Nowhere was this trend more apparent than at Dior, where British designer John Galliano dispensed with the raised catwalk, stage make-up and flashing lights to unveil a sensual, simple, accessible collection.

"It's no longer a question of striking the right balance, but one of radical change," said Kappauf, founder and director of fashion magazine Citizen K.

"That was the most obvious at Dior. Before, we never saw anything from the catwalk in the boutiques. Now we do!"

But Kaner, Kappauf and Pascale Camart, chief womenswear buyer for French department store Galeries Lafayette, all agreed that creativity had not been sacrificed on the altar of improved financial results.

"It's up to the designer to manage both the overall effect of the catwalk show and the accounting books," Kappauf said.

"The fact that the collections are in general very wearable does not rule out creativity. Thinking only of the bottom line, seeing only commercial collections on the catwalk is not interesting," he added.

Camart added: "We carry so many lines that we have to look for the designers' most spectacular ensembles. Those are the pieces that are sold first."

Among those collections hailed by industry experts as the best of the week were Rochas, where Olivier Theyskens sketched out a lean Edwardian silhouette, Balenciaga by Nicolas Ghesquiere, Chloe, Chanel and Lanvin by Alber Elbaz.

"I love the cleanness of it, the spareness, the sophistication, the kind of quiet elegance in both of the collections," Kaner said of Rochas and Balenciaga, which she called the week's "most directional" shows.

Kaner put forth "elegance" as the key word of the week, explaining: "We've been dressing girls for too long and now it's time to dress women."

Alexander McQueen, Galliano and Gaultier for Hermes paid tribute to screen sirens with their collections. A few real film stars popped up in Paris during fashion week, like Julianne Moore at Dior and Uma Thurman at Louis Vuitton.

Some houses resisted the "black is back" motto like Kenzo, where Italian designer Antonio Marras delivered a colourful tour-de-force collection, mixing traditions, cultures and styles with brio.

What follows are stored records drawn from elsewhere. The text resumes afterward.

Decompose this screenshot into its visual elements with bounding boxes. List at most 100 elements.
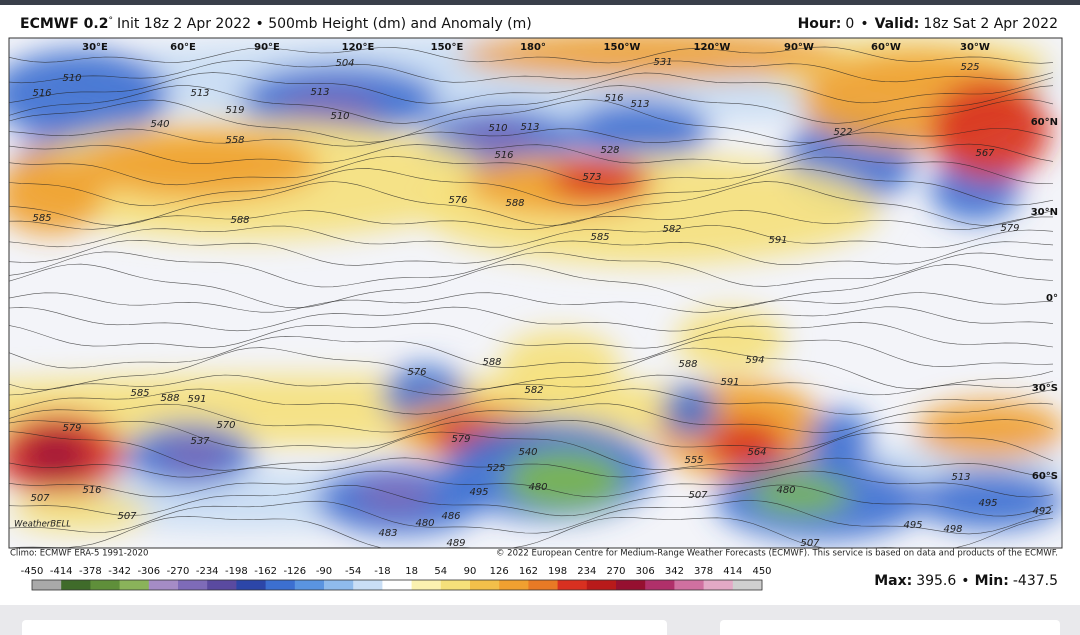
longitude-label: 90°W [784, 42, 814, 53]
contour-line [9, 128, 1054, 147]
colorbar-tick-label: -18 [374, 566, 390, 577]
max-label: Max: [874, 573, 912, 589]
latitude-label: 30°N [1031, 207, 1058, 218]
colorbar-segment [557, 580, 588, 590]
anomaly-blob [570, 100, 710, 160]
contour-label: 510 [62, 73, 81, 84]
colorbar-segment [382, 580, 413, 590]
colorbar-segment [236, 580, 267, 590]
contour-label: 483 [378, 528, 397, 539]
stats: Max: 395.6 • Min: -437.5 [874, 573, 1058, 589]
contour-label: 579 [451, 434, 470, 445]
separator: • [961, 573, 969, 589]
contour-line [9, 419, 1054, 450]
anomaly-blob [10, 492, 150, 532]
colorbar-segment [732, 580, 763, 590]
contour-line [9, 99, 1054, 143]
contour-label: 489 [446, 538, 465, 549]
contour-label: 507 [800, 538, 820, 549]
contour-line [9, 156, 1054, 186]
colorbar-tick-label: -342 [108, 566, 131, 577]
colorbar-tick-label: -54 [345, 566, 361, 577]
contour-label: 588 [482, 357, 501, 368]
longitude-label: 60°E [170, 42, 196, 53]
contour-label: 591 [720, 377, 739, 388]
contour-label: 591 [768, 235, 787, 246]
contour-line [9, 500, 1054, 535]
colorbar-segment [32, 580, 62, 590]
colorbar-segment [703, 580, 734, 590]
hour: 0 [845, 16, 854, 32]
contour-line [9, 292, 1054, 313]
contour-label: 513 [190, 88, 209, 99]
map-frame [8, 37, 1063, 549]
colorbar-tick-label: 414 [723, 566, 742, 577]
contour-line [9, 85, 1054, 124]
contour-label: 582 [662, 224, 681, 235]
contour-label: 528 [600, 145, 619, 156]
contour-label: 522 [833, 127, 852, 138]
colorbar-tick-label: 234 [577, 566, 596, 577]
title: ECMWF 0.2° Init 18z 2 Apr 2022 • 500mb He… [20, 16, 532, 33]
valid-label: Valid: [875, 16, 920, 32]
colorbar-tick-label: -126 [283, 566, 306, 577]
contour-label: 516 [494, 150, 513, 161]
contour-label: 588 [230, 215, 249, 226]
colorbar-segment [470, 580, 500, 590]
colorbar-segment [440, 580, 471, 590]
contour-label: 588 [160, 393, 179, 404]
contour-line [9, 210, 1053, 231]
contour-line [9, 388, 1054, 415]
colorbar-segment [324, 580, 354, 590]
colorbar-tick-label: -270 [167, 566, 190, 577]
contour-label: 510 [330, 111, 349, 122]
anomaly-blob [20, 430, 90, 480]
climo: Climo: ECMWF ERA-5 1991-2020 [10, 549, 148, 559]
colorbar-tick-label: -450 [21, 566, 44, 577]
colorbar-tick-label: 450 [752, 566, 771, 577]
colorbar-tick-label: 270 [606, 566, 625, 577]
anomaly-blob [355, 477, 435, 513]
colorbar-segment [674, 580, 705, 590]
latitude-label: 60°N [1031, 117, 1058, 128]
anomaly-blob [662, 384, 718, 436]
contour-label: 564 [747, 447, 766, 458]
contour-label: 585 [130, 388, 149, 399]
map-labels: 30°E 60°E 90°E 120°E 150°E 180° 150°W 120°W 90°W… [30, 42, 1058, 549]
max: 395.6 [916, 573, 956, 589]
contour-label: 480 [776, 485, 795, 496]
separator: • [860, 16, 868, 32]
contour-line [9, 60, 1054, 84]
anomaly-blob [705, 420, 785, 470]
longitude-label: 180° [520, 42, 546, 53]
contour-label: 537 [190, 436, 210, 447]
contour-label: 498 [943, 524, 962, 535]
contour-label: 525 [960, 62, 979, 73]
contour-label: 594 [745, 355, 764, 366]
colorbar-segment [528, 580, 559, 590]
contour-line [9, 347, 1054, 390]
longitude-label: 60°W [871, 42, 901, 53]
colorbar-segment [294, 580, 325, 590]
contour-label: 516 [604, 93, 623, 104]
contours [9, 46, 1054, 548]
latitude-label: 0° [1046, 293, 1058, 304]
anomaly-blob [160, 437, 230, 473]
colorbar-tick-label: 162 [519, 566, 538, 577]
longitude-label: 120°E [342, 42, 375, 53]
contour-line [9, 402, 1054, 433]
contour-label: 567 [975, 148, 995, 159]
longitude-label: 150°E [431, 42, 464, 53]
latitude-label: 60°S [1032, 471, 1058, 482]
anomaly-blob [80, 130, 320, 200]
contour-label: 507 [30, 493, 50, 504]
contour-label: 519 [225, 105, 244, 116]
contour-line [9, 181, 1054, 226]
contour-label: 504 [335, 58, 354, 69]
colorbar-segment [90, 580, 121, 590]
contour-label: 591 [187, 394, 206, 405]
contour-line [9, 72, 1054, 104]
contour-line [9, 143, 1054, 165]
colorbar-segment [178, 580, 208, 590]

As in Milan, fur popped up everywhere in Paris - purple shrugs at Celine, mink-edged handbags at Vuitton, belted red crocodile coats with mink trim at Dior and fur-lined black parkas at Christian Lacroix.

The week saw a few debuts, with US designer Patrick Robinson replacing Paco Rabanne's 1960s metal dresses with sensible clothes in velvet and lace and Vincent Darre sketching a 1960s silhouette in bold colours at Emanuel Ungaro.

On Monday, the question of succession in the fashion industry surfaced anew with a report in the International Herald Tribune that Italian label Valentino is seeking to replace the house's legendary founder.

A Valentino spokeswoman told AFP only that "discussions are taking place within the house," adding: "As long as Mr Valentino is well, he will continue."